Tiny Baetis mayflies are perhaps the most commonly encountered and imitated by anglers on all American trout streams due to their great abundance, widespread distribution, and trout-friendly emergence habits.
Most physical descriptions on Troutnut are direct or slightly edited quotes from the original scientific sources describing or updating the species, although there may be errors in copying them to this website. Such descriptions aren't always definitive, because species often turn out to be more variable than the original describers observed. In some cases, only a single specimen was described! However, they are useful starting points.
This is a graceful black and white species with faintly tinted wings. Head, thorax, front coxae, and the end segments of the abdomen are shining brownish black. Fore legs tawny, with touches of brown on trochanter, knees, and both ends of tarsi. Other legs whitish with a touch of brown at the knees and tips of tarsi. Wings sub-hyaline, with the long veins of the costal strip brown as are also the widely spaced and regular cross veins of the stigmatic area.

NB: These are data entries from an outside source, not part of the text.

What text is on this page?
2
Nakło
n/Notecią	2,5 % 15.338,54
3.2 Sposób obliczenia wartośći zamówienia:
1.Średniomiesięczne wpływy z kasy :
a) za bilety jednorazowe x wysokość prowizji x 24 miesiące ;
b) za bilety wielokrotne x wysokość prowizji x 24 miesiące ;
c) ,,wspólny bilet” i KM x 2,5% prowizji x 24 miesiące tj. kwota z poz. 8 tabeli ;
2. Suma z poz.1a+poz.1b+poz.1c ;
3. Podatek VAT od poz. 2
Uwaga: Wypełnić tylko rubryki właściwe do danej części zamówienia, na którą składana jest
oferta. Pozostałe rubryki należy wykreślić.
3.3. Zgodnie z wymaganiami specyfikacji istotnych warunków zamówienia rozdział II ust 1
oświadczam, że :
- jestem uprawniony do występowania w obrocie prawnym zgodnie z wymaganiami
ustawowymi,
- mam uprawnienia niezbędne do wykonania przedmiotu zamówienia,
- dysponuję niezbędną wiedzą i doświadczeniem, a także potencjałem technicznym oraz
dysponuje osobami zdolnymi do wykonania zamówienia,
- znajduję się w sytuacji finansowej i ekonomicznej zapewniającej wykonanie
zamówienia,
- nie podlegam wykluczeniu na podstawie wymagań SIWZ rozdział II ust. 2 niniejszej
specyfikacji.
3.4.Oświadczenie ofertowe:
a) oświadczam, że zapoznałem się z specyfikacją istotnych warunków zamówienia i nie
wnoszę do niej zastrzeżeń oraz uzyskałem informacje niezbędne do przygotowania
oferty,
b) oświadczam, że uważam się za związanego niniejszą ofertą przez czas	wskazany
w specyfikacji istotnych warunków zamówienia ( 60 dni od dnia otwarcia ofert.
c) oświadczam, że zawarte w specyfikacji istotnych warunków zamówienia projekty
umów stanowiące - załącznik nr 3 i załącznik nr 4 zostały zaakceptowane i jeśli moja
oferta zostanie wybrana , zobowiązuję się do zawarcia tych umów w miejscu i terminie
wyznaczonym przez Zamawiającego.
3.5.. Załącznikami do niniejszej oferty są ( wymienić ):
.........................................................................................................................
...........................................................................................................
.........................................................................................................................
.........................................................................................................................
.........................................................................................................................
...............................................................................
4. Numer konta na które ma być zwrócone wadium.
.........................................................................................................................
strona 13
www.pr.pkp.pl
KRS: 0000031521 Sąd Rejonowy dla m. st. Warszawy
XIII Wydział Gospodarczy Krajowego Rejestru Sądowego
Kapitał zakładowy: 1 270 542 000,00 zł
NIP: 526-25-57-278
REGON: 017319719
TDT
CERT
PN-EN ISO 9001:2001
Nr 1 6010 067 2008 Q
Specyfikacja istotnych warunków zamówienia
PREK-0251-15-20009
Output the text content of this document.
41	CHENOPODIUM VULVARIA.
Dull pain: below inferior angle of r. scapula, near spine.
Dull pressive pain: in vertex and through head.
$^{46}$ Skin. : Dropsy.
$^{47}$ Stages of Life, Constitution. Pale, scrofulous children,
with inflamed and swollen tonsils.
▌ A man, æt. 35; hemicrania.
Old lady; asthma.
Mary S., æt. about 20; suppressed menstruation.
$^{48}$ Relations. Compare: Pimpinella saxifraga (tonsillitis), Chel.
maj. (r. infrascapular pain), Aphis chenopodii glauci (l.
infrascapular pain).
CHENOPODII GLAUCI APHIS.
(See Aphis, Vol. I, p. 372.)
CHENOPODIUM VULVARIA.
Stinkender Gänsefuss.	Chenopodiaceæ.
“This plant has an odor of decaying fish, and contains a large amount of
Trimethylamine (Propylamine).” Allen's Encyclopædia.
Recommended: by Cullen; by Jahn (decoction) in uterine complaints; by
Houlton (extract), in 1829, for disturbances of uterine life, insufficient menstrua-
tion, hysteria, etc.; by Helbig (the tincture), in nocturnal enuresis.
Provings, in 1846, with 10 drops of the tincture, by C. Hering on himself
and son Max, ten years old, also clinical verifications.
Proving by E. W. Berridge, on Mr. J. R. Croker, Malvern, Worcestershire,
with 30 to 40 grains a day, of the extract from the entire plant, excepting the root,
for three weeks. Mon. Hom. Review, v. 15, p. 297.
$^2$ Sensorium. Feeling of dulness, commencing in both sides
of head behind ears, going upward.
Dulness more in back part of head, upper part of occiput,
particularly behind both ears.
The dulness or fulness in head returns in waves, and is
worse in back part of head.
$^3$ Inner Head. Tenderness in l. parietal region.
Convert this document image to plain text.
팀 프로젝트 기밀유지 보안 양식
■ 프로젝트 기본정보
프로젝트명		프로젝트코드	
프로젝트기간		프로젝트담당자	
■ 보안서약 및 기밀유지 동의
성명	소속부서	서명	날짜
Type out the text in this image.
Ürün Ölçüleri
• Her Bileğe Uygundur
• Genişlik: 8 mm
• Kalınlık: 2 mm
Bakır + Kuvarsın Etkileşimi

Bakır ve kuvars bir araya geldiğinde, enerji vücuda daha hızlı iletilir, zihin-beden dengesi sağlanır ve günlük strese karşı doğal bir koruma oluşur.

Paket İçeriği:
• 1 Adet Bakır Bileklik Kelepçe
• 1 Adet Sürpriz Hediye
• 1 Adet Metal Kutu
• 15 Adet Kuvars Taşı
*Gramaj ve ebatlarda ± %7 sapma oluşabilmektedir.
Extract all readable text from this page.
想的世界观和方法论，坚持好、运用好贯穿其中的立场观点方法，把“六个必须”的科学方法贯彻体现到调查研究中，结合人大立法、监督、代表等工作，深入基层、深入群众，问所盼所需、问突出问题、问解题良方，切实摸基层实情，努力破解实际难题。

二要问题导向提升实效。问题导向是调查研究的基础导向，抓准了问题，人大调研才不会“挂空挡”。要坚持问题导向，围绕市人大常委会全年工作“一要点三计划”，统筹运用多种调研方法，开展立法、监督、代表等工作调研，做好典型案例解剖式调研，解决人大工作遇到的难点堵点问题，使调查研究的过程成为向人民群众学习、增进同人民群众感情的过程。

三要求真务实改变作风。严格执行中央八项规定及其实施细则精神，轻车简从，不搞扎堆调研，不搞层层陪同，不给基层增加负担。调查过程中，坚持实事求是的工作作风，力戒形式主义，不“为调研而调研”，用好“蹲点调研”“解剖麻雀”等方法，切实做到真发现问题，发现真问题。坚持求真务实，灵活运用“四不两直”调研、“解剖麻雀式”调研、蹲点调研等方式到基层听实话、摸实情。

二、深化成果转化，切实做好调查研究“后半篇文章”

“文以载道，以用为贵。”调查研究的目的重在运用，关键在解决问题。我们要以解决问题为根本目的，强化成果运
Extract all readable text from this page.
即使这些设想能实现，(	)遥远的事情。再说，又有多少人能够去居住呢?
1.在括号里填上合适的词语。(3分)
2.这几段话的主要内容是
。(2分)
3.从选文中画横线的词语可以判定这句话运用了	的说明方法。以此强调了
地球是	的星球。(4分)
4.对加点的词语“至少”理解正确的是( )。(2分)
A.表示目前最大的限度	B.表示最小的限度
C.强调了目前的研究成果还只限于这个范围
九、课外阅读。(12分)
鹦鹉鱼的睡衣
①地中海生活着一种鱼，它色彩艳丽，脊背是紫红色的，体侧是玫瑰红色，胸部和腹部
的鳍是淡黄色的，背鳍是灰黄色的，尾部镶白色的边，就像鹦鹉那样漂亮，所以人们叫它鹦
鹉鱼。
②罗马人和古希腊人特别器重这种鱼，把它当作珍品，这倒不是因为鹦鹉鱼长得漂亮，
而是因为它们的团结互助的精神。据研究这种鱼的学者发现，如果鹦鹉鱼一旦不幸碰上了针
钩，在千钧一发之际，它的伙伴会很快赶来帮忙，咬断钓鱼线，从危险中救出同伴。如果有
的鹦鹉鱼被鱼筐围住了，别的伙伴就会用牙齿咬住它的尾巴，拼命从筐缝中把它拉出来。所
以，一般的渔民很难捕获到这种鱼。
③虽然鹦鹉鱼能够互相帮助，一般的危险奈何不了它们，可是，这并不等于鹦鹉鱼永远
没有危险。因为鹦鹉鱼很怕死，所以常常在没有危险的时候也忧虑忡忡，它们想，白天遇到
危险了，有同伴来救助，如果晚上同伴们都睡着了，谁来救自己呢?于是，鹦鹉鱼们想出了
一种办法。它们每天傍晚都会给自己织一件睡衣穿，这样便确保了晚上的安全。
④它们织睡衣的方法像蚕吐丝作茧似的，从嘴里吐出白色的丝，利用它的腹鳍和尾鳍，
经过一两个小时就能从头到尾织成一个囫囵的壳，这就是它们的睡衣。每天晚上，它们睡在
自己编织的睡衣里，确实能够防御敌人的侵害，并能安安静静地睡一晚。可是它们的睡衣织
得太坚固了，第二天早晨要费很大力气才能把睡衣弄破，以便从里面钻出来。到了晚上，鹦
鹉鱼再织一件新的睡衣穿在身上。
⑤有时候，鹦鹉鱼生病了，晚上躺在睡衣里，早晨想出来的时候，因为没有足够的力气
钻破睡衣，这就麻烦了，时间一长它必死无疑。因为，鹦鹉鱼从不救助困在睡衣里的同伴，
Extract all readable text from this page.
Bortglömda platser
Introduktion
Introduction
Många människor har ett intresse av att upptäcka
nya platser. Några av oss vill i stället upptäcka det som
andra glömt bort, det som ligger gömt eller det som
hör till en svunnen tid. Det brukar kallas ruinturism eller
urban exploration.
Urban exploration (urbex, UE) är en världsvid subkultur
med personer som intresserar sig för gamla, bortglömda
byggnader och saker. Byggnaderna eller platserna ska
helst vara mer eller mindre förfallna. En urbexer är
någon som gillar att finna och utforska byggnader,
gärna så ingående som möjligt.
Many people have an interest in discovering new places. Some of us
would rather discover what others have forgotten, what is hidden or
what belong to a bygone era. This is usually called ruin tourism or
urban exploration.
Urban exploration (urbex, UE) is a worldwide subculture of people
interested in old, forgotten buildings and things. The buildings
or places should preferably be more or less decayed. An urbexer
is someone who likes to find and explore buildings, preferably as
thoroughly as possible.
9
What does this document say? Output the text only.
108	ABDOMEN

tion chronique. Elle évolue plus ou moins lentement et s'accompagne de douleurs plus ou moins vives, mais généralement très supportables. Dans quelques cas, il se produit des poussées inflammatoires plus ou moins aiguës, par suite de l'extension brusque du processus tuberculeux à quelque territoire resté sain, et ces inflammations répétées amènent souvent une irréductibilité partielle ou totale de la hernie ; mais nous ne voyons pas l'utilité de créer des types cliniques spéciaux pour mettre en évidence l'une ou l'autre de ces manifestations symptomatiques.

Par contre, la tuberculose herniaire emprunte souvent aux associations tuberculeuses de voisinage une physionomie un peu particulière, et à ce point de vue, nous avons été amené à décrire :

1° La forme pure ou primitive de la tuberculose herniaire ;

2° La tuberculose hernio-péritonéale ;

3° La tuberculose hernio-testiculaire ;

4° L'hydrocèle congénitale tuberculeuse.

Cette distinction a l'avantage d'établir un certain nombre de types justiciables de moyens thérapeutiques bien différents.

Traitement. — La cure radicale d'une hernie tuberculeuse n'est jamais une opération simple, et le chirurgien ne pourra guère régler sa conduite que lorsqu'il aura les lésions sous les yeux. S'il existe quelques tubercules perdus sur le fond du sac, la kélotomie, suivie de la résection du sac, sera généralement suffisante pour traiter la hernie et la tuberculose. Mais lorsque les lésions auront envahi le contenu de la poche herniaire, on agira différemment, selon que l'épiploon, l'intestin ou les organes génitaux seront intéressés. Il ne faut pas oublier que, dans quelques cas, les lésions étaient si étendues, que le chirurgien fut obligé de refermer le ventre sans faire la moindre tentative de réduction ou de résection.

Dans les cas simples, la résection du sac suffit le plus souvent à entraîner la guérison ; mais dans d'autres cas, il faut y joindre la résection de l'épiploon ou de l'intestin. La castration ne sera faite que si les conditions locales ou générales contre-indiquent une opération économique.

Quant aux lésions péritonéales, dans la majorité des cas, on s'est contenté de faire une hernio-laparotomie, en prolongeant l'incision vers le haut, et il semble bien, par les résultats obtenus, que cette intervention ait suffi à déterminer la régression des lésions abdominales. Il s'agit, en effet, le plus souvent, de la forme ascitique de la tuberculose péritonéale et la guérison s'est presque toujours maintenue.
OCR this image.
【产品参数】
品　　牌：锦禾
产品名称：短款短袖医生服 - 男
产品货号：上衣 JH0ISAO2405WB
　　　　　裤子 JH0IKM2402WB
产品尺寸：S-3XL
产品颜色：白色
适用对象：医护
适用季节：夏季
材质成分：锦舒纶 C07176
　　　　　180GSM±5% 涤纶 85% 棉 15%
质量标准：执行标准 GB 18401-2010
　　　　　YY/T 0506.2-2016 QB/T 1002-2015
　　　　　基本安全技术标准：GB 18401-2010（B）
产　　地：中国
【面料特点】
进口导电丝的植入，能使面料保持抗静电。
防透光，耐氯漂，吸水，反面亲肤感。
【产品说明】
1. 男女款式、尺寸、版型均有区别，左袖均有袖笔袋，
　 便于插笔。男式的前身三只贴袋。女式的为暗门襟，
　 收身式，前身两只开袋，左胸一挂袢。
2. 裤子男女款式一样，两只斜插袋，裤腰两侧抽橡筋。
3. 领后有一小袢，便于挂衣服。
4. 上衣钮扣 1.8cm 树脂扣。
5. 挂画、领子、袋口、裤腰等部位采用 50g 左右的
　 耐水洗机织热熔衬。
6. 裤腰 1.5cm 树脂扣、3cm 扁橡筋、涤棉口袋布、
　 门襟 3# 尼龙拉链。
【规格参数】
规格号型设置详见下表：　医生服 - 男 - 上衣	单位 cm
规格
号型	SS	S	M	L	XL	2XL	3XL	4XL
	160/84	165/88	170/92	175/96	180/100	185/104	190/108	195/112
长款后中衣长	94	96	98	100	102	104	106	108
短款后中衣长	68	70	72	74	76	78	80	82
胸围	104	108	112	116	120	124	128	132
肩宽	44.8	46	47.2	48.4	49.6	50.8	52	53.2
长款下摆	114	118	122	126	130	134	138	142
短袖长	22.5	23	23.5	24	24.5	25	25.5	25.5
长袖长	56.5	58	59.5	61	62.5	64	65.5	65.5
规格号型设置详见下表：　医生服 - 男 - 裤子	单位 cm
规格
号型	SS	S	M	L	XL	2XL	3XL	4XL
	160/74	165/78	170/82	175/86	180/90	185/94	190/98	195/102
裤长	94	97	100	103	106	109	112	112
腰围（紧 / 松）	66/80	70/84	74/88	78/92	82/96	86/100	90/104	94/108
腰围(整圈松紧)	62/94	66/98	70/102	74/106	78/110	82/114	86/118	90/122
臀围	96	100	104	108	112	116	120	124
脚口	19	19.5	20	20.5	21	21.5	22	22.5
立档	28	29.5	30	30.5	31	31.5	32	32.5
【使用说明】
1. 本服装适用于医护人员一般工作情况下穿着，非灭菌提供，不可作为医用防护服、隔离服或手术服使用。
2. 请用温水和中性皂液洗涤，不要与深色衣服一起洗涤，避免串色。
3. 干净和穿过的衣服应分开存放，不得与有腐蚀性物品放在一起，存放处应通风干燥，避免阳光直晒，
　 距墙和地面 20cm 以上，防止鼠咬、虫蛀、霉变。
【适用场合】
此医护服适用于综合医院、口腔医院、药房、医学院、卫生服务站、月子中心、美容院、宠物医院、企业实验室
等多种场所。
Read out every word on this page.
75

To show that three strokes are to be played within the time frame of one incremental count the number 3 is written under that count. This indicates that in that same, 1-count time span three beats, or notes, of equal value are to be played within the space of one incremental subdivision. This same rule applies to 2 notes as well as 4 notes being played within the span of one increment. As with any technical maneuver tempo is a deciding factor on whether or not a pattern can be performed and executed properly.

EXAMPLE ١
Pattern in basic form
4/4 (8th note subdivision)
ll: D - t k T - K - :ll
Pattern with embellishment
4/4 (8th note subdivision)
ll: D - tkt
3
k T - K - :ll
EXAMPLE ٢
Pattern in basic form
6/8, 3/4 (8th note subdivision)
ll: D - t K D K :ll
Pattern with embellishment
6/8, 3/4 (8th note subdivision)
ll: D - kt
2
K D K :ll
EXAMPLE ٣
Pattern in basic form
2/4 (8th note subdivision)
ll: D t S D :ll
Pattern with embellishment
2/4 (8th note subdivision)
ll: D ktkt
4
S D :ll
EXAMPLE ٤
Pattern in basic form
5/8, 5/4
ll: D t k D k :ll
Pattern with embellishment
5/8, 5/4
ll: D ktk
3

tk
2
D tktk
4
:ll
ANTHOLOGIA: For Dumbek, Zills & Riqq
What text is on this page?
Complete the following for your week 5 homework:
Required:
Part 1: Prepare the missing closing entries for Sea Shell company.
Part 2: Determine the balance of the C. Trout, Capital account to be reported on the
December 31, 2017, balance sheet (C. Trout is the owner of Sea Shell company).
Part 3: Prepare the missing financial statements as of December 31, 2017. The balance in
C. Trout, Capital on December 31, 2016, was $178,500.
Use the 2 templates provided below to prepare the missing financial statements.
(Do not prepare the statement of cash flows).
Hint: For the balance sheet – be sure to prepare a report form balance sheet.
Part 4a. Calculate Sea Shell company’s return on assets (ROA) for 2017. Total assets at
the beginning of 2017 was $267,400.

Abdomen strikingly bicolored. Segment 1 black, 2 to 7 translucent white with conspicuous brown marks on the ganglia beneath and with faint mid-dorsal clouds above; these become darker on the 6th segment and spread diffusely over more than half of the 7th. Segments 8 to 10 are blackish above and brownish beneath. Forceps pale brown. Penes long, separated by a narrow cleft, tapering in the basal half, then irregularly cylindric, bearing externally a visor-like backwardly-directed barb half their own length from the tip (see fig. 133). Tails whitish.